What they have not left behind is the old royal impulse to tightly control the narrative. Even before the docuseries came out, Meghan tried to distance the couple from its contents, telling Variety, “We’re trusting our story to someone else, and that means it will go through their lens.” In response to criticism over the decision to once again seek the spotlight, their representative issued a statement following the release of Volume I of the series. “The Duke and Duchess have never cited privacy as the reason for stepping back,” it read. “This distorted narrative was intended to trap the couple into silence. In fact, their statement announcing their decision to step back mentions nothing of privacy and reiterates their desire to continue their roles and public duties. Any suggestion otherwise speaks to a key point of this series.”

Another, more pragmatic component is surely relevant here: Without the backing of royal accounts, Harry and Meghan depend on their celebrity for paychecks.
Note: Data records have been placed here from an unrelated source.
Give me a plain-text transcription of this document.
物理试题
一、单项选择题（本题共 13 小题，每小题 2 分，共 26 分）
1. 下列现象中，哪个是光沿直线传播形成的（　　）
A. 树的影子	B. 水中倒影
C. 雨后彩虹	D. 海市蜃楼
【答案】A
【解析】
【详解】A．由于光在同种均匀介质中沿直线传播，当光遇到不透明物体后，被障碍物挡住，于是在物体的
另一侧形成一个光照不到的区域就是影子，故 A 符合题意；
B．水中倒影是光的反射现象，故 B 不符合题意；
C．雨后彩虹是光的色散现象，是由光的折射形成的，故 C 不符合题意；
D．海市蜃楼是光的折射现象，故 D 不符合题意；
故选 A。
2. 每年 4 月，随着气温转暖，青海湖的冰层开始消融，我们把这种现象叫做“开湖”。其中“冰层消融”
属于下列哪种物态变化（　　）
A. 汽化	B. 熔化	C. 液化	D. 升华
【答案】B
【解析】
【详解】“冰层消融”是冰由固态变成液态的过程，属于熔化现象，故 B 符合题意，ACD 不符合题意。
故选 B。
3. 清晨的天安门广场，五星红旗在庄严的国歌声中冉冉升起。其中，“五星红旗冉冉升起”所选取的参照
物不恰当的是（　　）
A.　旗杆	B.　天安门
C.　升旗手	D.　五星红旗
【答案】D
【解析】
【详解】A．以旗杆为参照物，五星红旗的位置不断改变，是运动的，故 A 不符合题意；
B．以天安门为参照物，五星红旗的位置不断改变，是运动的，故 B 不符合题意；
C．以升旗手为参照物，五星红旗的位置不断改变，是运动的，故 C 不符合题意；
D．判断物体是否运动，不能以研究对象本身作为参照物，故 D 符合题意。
Their celebrity, in turn, depends on their connections to the British crown. As Vanity Fair’s Katie Nicholl recently explained in an interview, “The fact is that the Sussexes left the royal family to become financially independent. If they’re going to get into bed with the likes of Netflix, Spotify, and major publishers and get these big-dollars deals,” those companies “are going to want their pound of flesh.” The most valuable commodity these two have to sell, and the one people really want to buy, is their inside story. So they keep telling it, over and over, without acknowledging the contradiction.

With so much misinformation swirling online, it’s understandable that Meghan and Harry want to speak up and stop the cycle. They’re certainly not the first royals to attempt to set the record straight. Sometimes, this works in a royal’s favor (Diana’s approval ratings reportedly rose to 92 percent after the Panorama interview), but more often, it does not. King Charles once participated in a lengthy documentary-biography, seemingly thinking that giving people an honest look at his situation would inspire sympathy. He then wound up admitting to committing adultery. Prince Andrew apparently thought he could quash allegations of child sex abuse with a BBC sit-down — a spectacle that predictably blew up in his face.

Ultimately, Meghan and Harry are more sympathetic characters than Charles, and certainly more than Andrew, with far less to apologize for. But that only makes their vindicating explanations for every slight more exhausting. They say so much without saying anything new. This is possibly why one of the royal family’s mottos commands, “Never complain, never explain.” Things often don’t go their way when they do.